When we talk about expanding expressions in mathematics, it generally means transforming a concise formula into a more detailed form by multiplication, addition, or other algebraic operations. In our original problem, we need to expand \((\sin x + \cos x)^2\). This is a classic example of squaring a binomial, a common type of expression in algebra, and it requires applying the formula

• \((a+b)^2 = a^2 + 2ab + b^2\)

In this context, \(a\) is \(\sin x\) and \(b\) is \(\cos x\). By substituting these values into the formula, we perform the steps:

• Square each term: \((\sin x)^2 + (\cos x)^2\)
• Add twice the product of both terms: \(2 \sin x \cos x\)

So, expanding \((\sin x + \cos x)^2\) gives us \[(\sin x)^2 + 2 \sin x \cos x + (\cos x)^2\]. This expansion lays the groundwork for applying trigonometric identities for simplification. Breaking down expressions in this way is crucial before moving on to further simplification.

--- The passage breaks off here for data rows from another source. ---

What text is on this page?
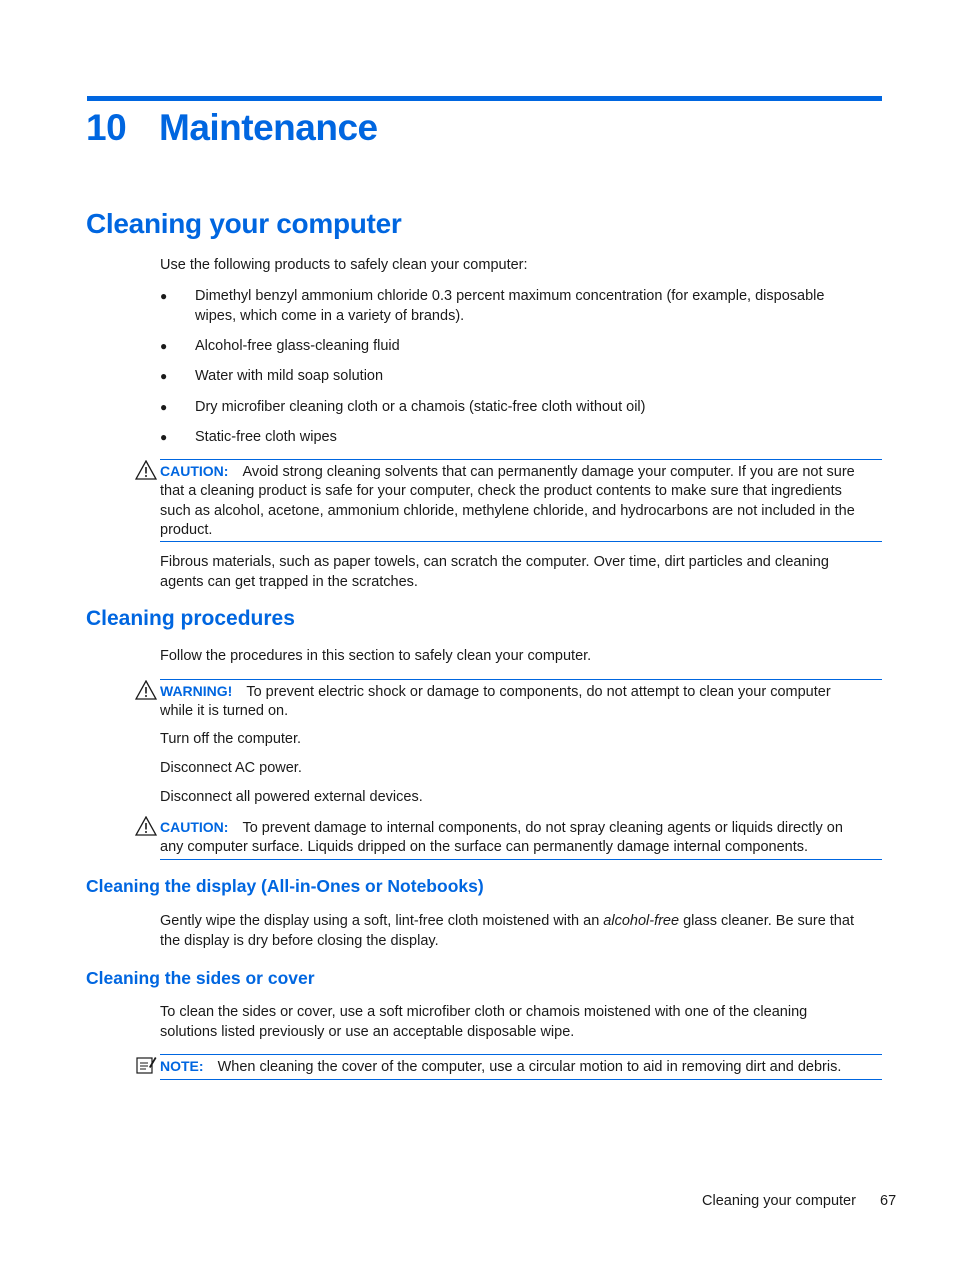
10 Maintenance
Cleaning your computer
Use the following products to safely clean your computer:
● Dimethyl benzyl ammonium chloride 0.3 percent maximum concentration (for example, disposable
wipes, which come in a variety of brands).
● Alcohol-free glass-cleaning fluid
● Water with mild soap solution
● Dry microfiber cleaning cloth or a chamois (static-free cloth without oil)
● Static-free cloth wipes
CAUTION: Avoid strong cleaning solvents that can permanently damage your computer. If you are not sure
that a cleaning product is safe for your computer, check the product contents to make sure that ingredients
such as alcohol, acetone, ammonium chloride, methylene chloride, and hydrocarbons are not included in the
product.
Fibrous materials, such as paper towels, can scratch the computer. Over time, dirt particles and cleaning
agents can get trapped in the scratches.
Cleaning procedures
Follow the procedures in this section to safely clean your computer.
WARNING! To prevent electric shock or damage to components, do not attempt to clean your computer
while it is turned on.
Turn off the computer.
Disconnect AC power.
Disconnect all powered external devices.
CAUTION: To prevent damage to internal components, do not spray cleaning agents or liquids directly on
any computer surface. Liquids dripped on the surface can permanently damage internal components.
Cleaning the display (All-in-Ones or Notebooks)
Gently wipe the display using a soft, lint-free cloth moistened with an alcohol-free glass cleaner. Be sure that
the display is dry before closing the display.
Cleaning the sides or cover
To clean the sides or cover, use a soft microfiber cloth or chamois moistened with one of the cleaning
solutions listed previously or use an acceptable disposable wipe.
NOTE: When cleaning the cover of the computer, use a circular motion to aid in removing dirt and debris.
Cleaning your computer 67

The double angle identity is a key trigonometric formula that expresses trigonometric functions of double angles (like \(2x\)) in terms of single angle functions (like \(x\)). In the step-by-step solution, we encounter the term \(2 \sin x \cos x\), which is a perfect example for using this identity. The double angle identity for sine is

• \[2 \sin x \cos x = \sin(2x)\]

This identity simplifies our expanded expression and allows us to rewrite two terms as one. Recognizing and applying such identities helps make complex trigonometric expressions more manageable. Here, it reduces the number of terms we work with and should always be on your radar as you follow through with simplifications.Using identities like the double angle identity, we can efficiently move from the expanded form \[(\sin x)^2 + 2 \sin x \cos x + (\cos x)^2\] to a more simplified expression \[1 + \sin(2x)\].This highlights the strategic advantage of mastering trigonometric identities.

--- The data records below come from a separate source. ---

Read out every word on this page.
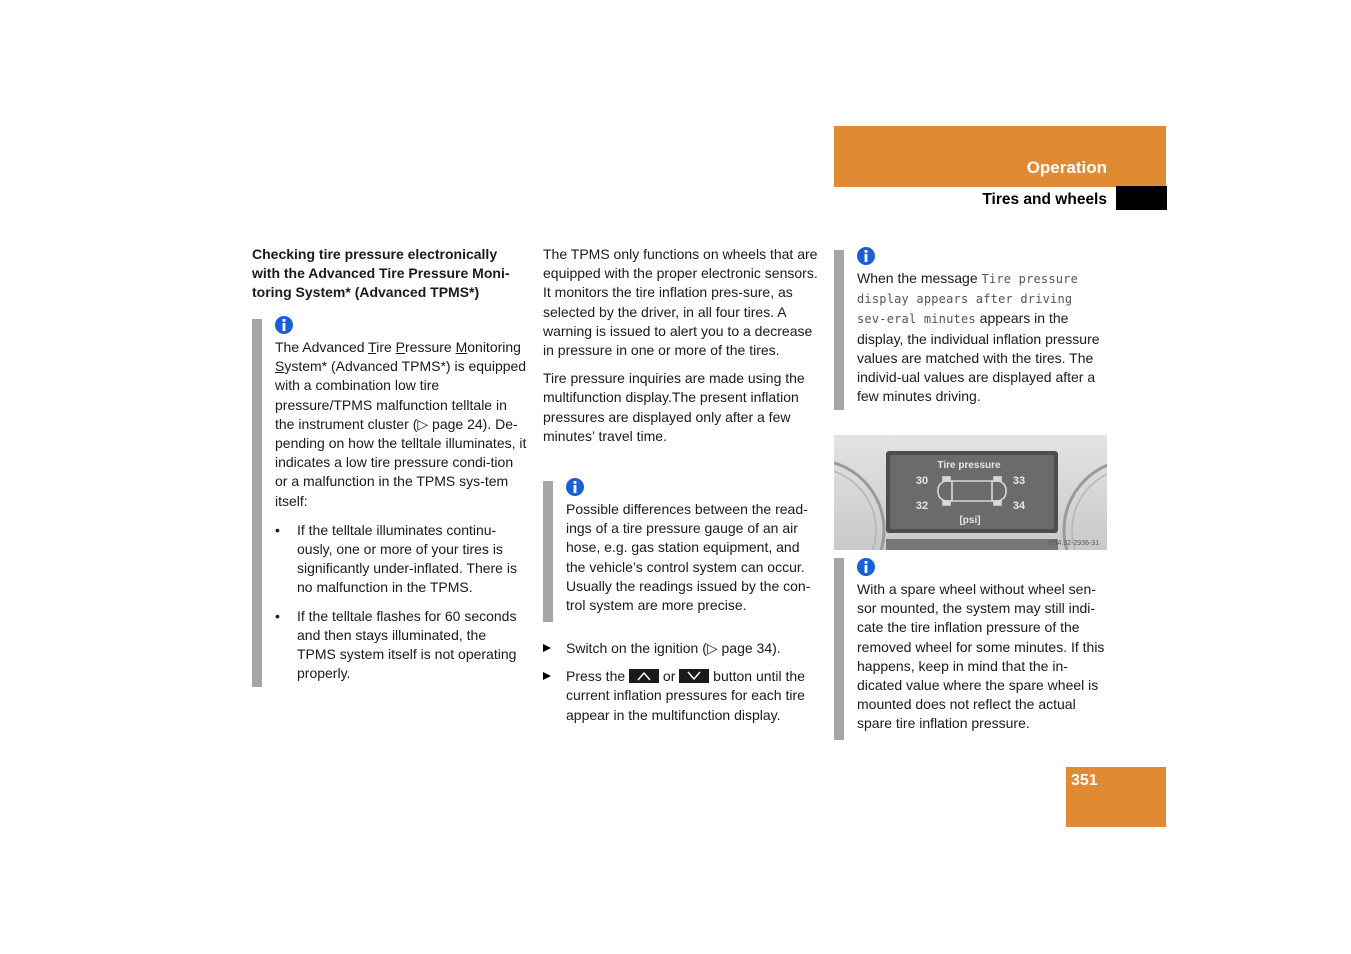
Operation
Tires and wheels

Checking tire pressure electronically with the Advanced Tire Pressure Moni-toring System* (Advanced TPMS*)

The Advanced Tire Pressure Monitoring System* (Advanced TPMS*) is equipped with a combination low tire pressure/TPMS malfunction telltale in the instrument cluster (▷ page 24). De-pending on how the telltale illuminates, it indicates a low tire pressure condi-tion or a malfunction in the TPMS sys-tem itself:
• If the telltale illuminates continu-ously, one or more of your tires is significantly under-inflated. There is no malfunction in the TPMS.
• If the telltale flashes for 60 seconds and then stays illuminated, the TPMS system itself is not operating properly.

The TPMS only functions on wheels that are equipped with the proper electronic sensors. It monitors the tire inflation pres-sure, as selected by the driver, in all four tires. A warning is issued to alert you to a decrease in pressure in one or more of the tires.

Tire pressure inquiries are made using the multifunction display.The present inflation pressures are displayed only after a few minutes’ travel time.

Possible differences between the read-ings of a tire pressure gauge of an air hose, e.g. gas station equipment, and the vehicle’s control system can occur. Usually the readings issued by the con-trol system are more precise.
Switch on the ignition (▷ page 34).
Press the	or	button until the current inflation pressures for each tire appear in the multifunction display.
When the message Tire pressure display appears after driving sev-eral minutes appears in the display, the individual inflation pressure values are matched with the tires. The individ-ual values are displayed after a few minutes driving.
Tire pressure
30	33
32	34
[psi]
P54.32-2936-31
With a spare wheel without wheel sen-sor mounted, the system may still indi-cate the tire inflation pressure of the removed wheel for some minutes. If this happens, keep in mind that the in-dicated value where the spare wheel is mounted does not reflect the actual spare tire inflation pressure.
351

The trigonometric identity \(\sin^2 x + \cos^2 x = 1\) is an essential cornerstone of trigonometry. It originates from the Pythagorean theorem applied to a unit circle. Here, when \(x\) is an angle, the coordinates \((\cos x, \sin x)\) lie on the circle with radius 1.In our problem, after expanding \((\sin x + \cos x)^2\), you observe the terms \((\sin x)^2\) and \((\cos x)^2\). By employing the identity

• \[\sin^2 x + \cos^2 x = 1\]

these two terms combine and simplify to 1. This is a vital step that enables major simplification in trigonometric calculations and reduces cumbersome expressions into elegant, easy-to-digest forms.Replacing the sum of these squares with 1 in our expression gives it the simplified form \[1 + \sin(2x)\]. Whenever you see the terms \((\sin x)^2\) and \((\cos x)^2\) together without any other operations between them, remember this identity, as it will save numerous steps in your calculations.